The editors of his paper went much farther, in an editorial entitled “Exercising the right to die.”
It all boils down to a matter of personal choice, they said: “If a person of sound mind, after long deliberation and much suffering wishes to be allowed to die, it is better that the power of the state not impede that choice.” A person has the right to refuse treatment from the outset; why is there not a right to refuse treatment from the outset; why is there not a right to refuse it in such circumstance as Nancy B’s?, the editors asked.
Edgar says to Gloucester in King Lear,
Men must endure
Their going hence, even as their coming hither.
There is no such thing as a right to die; there is no such thing as a right to suicide. Canadian medical and legal tradition basically reflects the religious view that we are stewards of our bodies, not absolute masters of them. The issue here has little o do with a minimum quality of life. Nor is it concerned with euthanasia, mercy killing, strictly speaking.
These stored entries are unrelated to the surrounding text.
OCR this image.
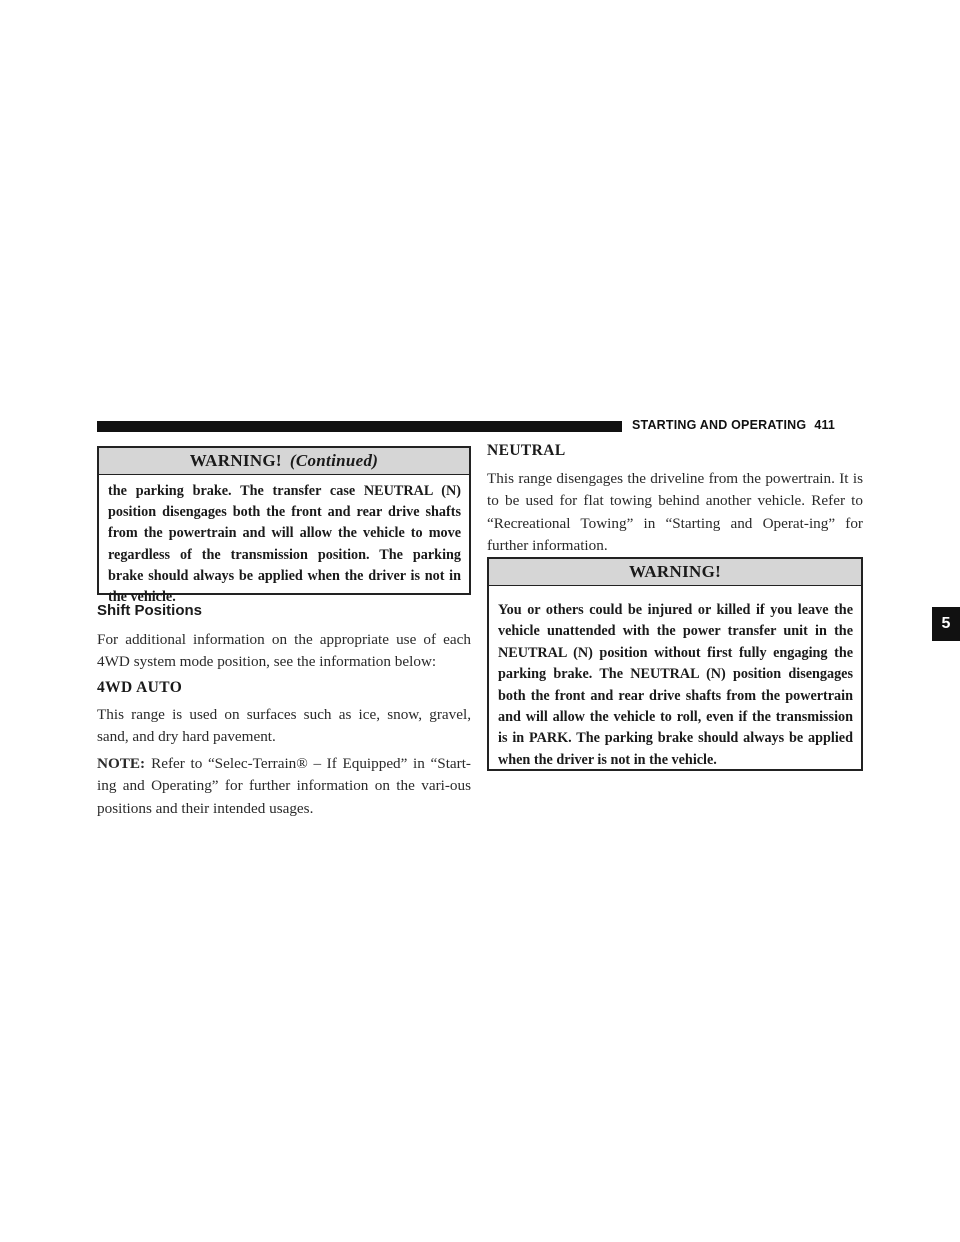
STARTING AND OPERATING 411
5
WARNING! (Continued)
the parking brake. The transfer case NEUTRAL (N) position disengages both the front and rear drive shafts from the powertrain and will allow the vehicle to move regardless of the transmission position. The parking brake should always be applied when the driver is not in the vehicle.
Shift Positions
For additional information on the appropriate use of each 4WD system mode position, see the information below:
4WD AUTO
This range is used on surfaces such as ice, snow, gravel, sand, and dry hard pavement.
NOTE: Refer to “Selec-Terrain® – If Equipped” in “Start-ing and Operating” for further information on the vari-ous positions and their intended usages.
NEUTRAL
This range disengages the driveline from the powertrain. It is to be used for flat towing behind another vehicle. Refer to “Recreational Towing” in “Starting and Operat-ing” for further information.
WARNING!
You or others could be injured or killed if you leave the vehicle unattended with the power transfer unit in the NEUTRAL (N) position without first fully engaging the parking brake. The NEUTRAL (N) position disengages both the front and rear drive shafts from the powertrain and will allow the vehicle to roll, even if the transmission is in PARK. The parking brake should always be applied when the driver is not in the vehicle.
We are expected to use ordinary means to preserve our lives, but we have no obligation to use extraordinary means. To distinguish between the two is not always easy, but Nancy B’s situation is clear-cut: she is kept alive only by extraordinary means, and the hospital has no compelling reason to continue them.
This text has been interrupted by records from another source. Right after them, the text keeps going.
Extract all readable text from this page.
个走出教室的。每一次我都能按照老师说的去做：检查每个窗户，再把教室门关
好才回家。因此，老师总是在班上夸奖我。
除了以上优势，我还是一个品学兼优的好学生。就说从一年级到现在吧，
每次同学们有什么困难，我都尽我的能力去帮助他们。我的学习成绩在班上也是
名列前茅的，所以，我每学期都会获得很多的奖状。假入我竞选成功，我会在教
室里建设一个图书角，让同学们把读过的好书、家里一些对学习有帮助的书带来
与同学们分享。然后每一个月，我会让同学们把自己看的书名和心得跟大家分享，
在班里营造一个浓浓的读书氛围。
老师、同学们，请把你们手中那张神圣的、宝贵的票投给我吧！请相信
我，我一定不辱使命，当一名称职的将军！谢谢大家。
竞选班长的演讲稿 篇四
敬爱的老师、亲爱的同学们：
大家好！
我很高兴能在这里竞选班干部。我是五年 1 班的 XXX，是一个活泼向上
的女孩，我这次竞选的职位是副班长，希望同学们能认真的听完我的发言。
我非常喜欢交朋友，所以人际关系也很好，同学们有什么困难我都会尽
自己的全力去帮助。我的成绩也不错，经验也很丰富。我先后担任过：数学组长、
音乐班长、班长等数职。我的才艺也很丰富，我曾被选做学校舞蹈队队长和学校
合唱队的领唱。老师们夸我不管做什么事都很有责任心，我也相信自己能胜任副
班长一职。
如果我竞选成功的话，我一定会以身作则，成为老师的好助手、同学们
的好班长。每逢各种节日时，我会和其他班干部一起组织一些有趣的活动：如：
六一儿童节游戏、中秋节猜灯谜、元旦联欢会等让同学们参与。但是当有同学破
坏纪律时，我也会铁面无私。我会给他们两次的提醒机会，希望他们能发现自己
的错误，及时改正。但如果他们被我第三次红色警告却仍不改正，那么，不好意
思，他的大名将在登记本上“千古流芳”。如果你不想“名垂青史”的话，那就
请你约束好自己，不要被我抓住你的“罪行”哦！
The doctors say that there is no possibility of improvement in her condition. When she asks to be disconnected from the respirator, she is acting in a completely moral way, not committing suicide, not exercising a so-called right to die.
“The day I’m unplugged.” She has said, “If God chooses that I live, I’ll accept His decision, as well as my handicap. If He takes me, all the better.” This very moving statement shows that she has a far more mature understanding of her predicament than the lawyers, doctors, and newspaper editors who comment on it.